Google Summer of Code

The following page is a blog about my Google Summer of Code Project 2019, under DBpedia. My project is "Tool to generate RDF triples from DBpedia abstract".

Week - 11 :- Improvement of the Dependencies method and RDF generation

11 Aug 2019 » GSoC

In this week the dependencies method was improved on and the RDF generation tool was added.

Dependencies Method

Given the results of the baseline test, the dependencies method was improved on in the following week, by better identifying the subjects and objects of the triples. Hypernyms too were checked for validity while processing it. Entites extracted from the text were used for the process

def get_entites(self, sentence):
        doc = nlp(sentence)
        return [ ent.text for ent in doc.ents ]

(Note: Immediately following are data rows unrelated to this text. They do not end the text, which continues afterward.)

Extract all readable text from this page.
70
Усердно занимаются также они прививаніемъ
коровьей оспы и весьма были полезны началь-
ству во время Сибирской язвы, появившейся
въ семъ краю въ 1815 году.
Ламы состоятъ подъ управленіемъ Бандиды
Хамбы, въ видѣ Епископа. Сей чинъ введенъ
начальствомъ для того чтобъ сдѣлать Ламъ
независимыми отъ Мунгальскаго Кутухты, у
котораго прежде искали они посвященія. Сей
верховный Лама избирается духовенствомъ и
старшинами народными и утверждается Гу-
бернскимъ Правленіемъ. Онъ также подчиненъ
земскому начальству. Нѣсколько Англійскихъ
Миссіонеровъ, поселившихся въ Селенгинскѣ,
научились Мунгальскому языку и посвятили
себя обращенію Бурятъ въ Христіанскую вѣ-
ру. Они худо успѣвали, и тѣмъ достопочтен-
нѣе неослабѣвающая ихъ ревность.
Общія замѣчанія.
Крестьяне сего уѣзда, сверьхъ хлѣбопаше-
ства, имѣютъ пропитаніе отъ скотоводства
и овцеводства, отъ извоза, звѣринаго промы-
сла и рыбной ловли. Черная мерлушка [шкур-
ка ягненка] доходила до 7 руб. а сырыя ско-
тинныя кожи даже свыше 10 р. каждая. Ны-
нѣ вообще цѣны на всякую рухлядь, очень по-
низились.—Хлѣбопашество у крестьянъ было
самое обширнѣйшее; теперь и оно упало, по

    def tripletsEntityCheck(self, triplets, sentence):
        """
        Replaces main words with the entire entites they reperesent
        """
        entity_triples = list()
        entities = self.get_entites(sentence)
        for triple in triplets:
            triple = list(triple)
            for entity in entities:
                if triple[0] in entity:
                    triple[0] = entity
                    break
            for entity in entities:
                if triple[2] in entity:
                    triple[2] = entity
                    break
            if triple[0] != triple[2]:
                entity_triples.append(triple)
        return entity_triples

Dependencies with coreferences too has been added as a method for the configuration page.

Configuration page edits

The configuration pages now has two input text boxes. One for adding hearst patterns and the second one for adding dbpedia properties and lexicalizations. These inputs can be used to override the already existent ones. The about page was also updated to add context about the hearst patterns, the pre-defined hearst patterns and the DBpedia properties/lexicalizations.

RDF text

The web-app now allows you to get the RDF text for the triples being generated. This option can be found at the bottom of the results page only if spotlight is enabled in the configuration. Python’s rdflib was used for the following. The library was helpful in serializing the text

def writeRDFtoFile(annotated_triples, triples, destination):
    """
    returns string with the triples in the rdf 'turtle' format. This can be written to file
    """
    rdfGraph = Graph()
    for i in range(len(triples)):
        subject = None
        predicate = None
        obj = None
        """
        subject checking 
        """
        if annotated_triples[i][0]:
            subject = URIRef(annotated_triples[i][0][0])
        else:
            subject = BNode()
            rdfGraph.add( (subject, FOAF.name, Literal(triples[i][0])) )
        .
        .
        .
    rdfGraph.serialize(format='turtle', destination=destination)